Enforcers were higher tier gods, having the very ability to maintain the delicate balance between mankind and gods and ensure that no one breaks the rules that hold the very fabrics of reality in place.

A'nui, the God of Retribution, stepped forward first, with fire burning in his eyes with justice unyielding. Beside him loomed Xerxes, the God of Wrath, silent as a blade waiting to strike. Their very presence distorted the fabric of the sky; stars dimmed, winds hushed, and the clouds stilled as if bowing in fear.

The Trickster god's grin faltered, replaced by a gulp so loud it could have echoed across the mortal realm. Even Kratos, the embodiment of war itself, shifted ever so slightly—his jaw tensed, though his face remained carved from stone.

"What brings the great Enforcer gods here…" V'Zaleth spoke first, voice dripping with feigned calm yet trembling at the edges like brittle glass.

A'nui's gaze snapped to him, sharp enough to slice through eternity. His voice came like thunder rolling through judgment halls:

"V'Zaleth… Do not think your games go unseen. We have tolerated your little amusements for the past month, but now… now the tide turns. Someone is coming for you, trickster—a reckoning you cannot laugh your way out of."

The Trickster's smirk vanished, leaving behind only pale dread.
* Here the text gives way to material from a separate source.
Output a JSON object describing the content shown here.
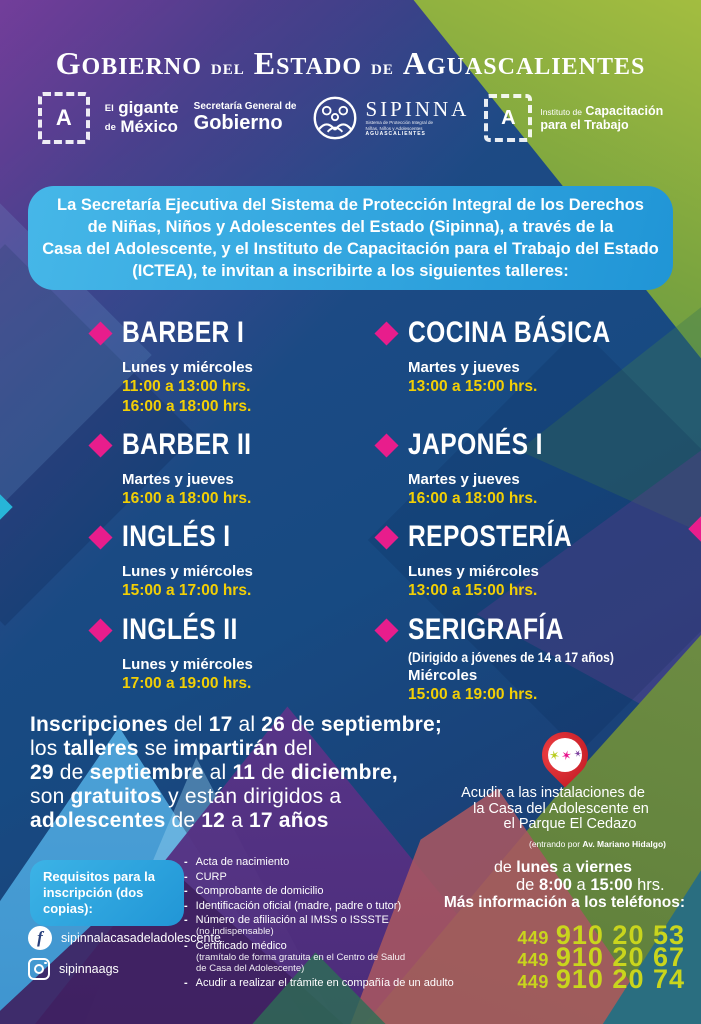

Then A'nui turned his burning stare upon Kratos, who stood defiant.

"And you…" The word dripped with venom. "You are the spark that lit this infernal war. You tampered with fate, reshaped history, and dragged mortals into this battle prematurely, battles that were never meant to develop this way, and lives that were never meant to be lost. For this crime, Kratos, you face judgment."

Kratos' fists clenched. His voice erupted like a forge exploding:

"Blind fools! Although I brought them here—I did not guide their swords! This war belongs to men, not gods! You will not chain me without a fight!"

With a roar that shook the clouds, the War God surged forward, his divine aura flaring like a battlefield ablaze.

... But before his first step could shatter the sky, a cold, unseen force coiled around him. His strength bled away in an instant—his godhood locked by divine decree.

...His form shrank, compressed, until the titan of slaughter was nothing but a miniature figure thrashing helplessly inside a crystalline prison.

"Let me out, damn you! You think this ends with me caged?!" Kratos' voice, now a furious echo in glass, was ignored.

A'nui turned away as if swatting aside an insect. His attention drifted to the battlefield below, where the dead prince's body lay like a broken promise. For a fleeting moment, something akin to regret darkened the god's eyes.

Xerxes leaned close, his whisper a rumble of distant storms:

"You've already helped them, by granting Josh Aratat, the kingly system, all you can do is wait for him to come into his full power..." They both sighed.

A'nui exhaled slowly, the weight of inevitability pressing upon him.

"All we can do is wait," he said at last, his voice grave.

With that, the Enforcers vanished into the folds of eternity, leaving behind silence—except for the ragged breathing of V'Zaleth, who trembled like a hunted fox. Sweat glistened on his brow as his mind screamed a single truth:

Someone was coming. Someone stronger than vengeance itself.

The major question was: what was the identity of this fellow, was it a god? A man? Or fate?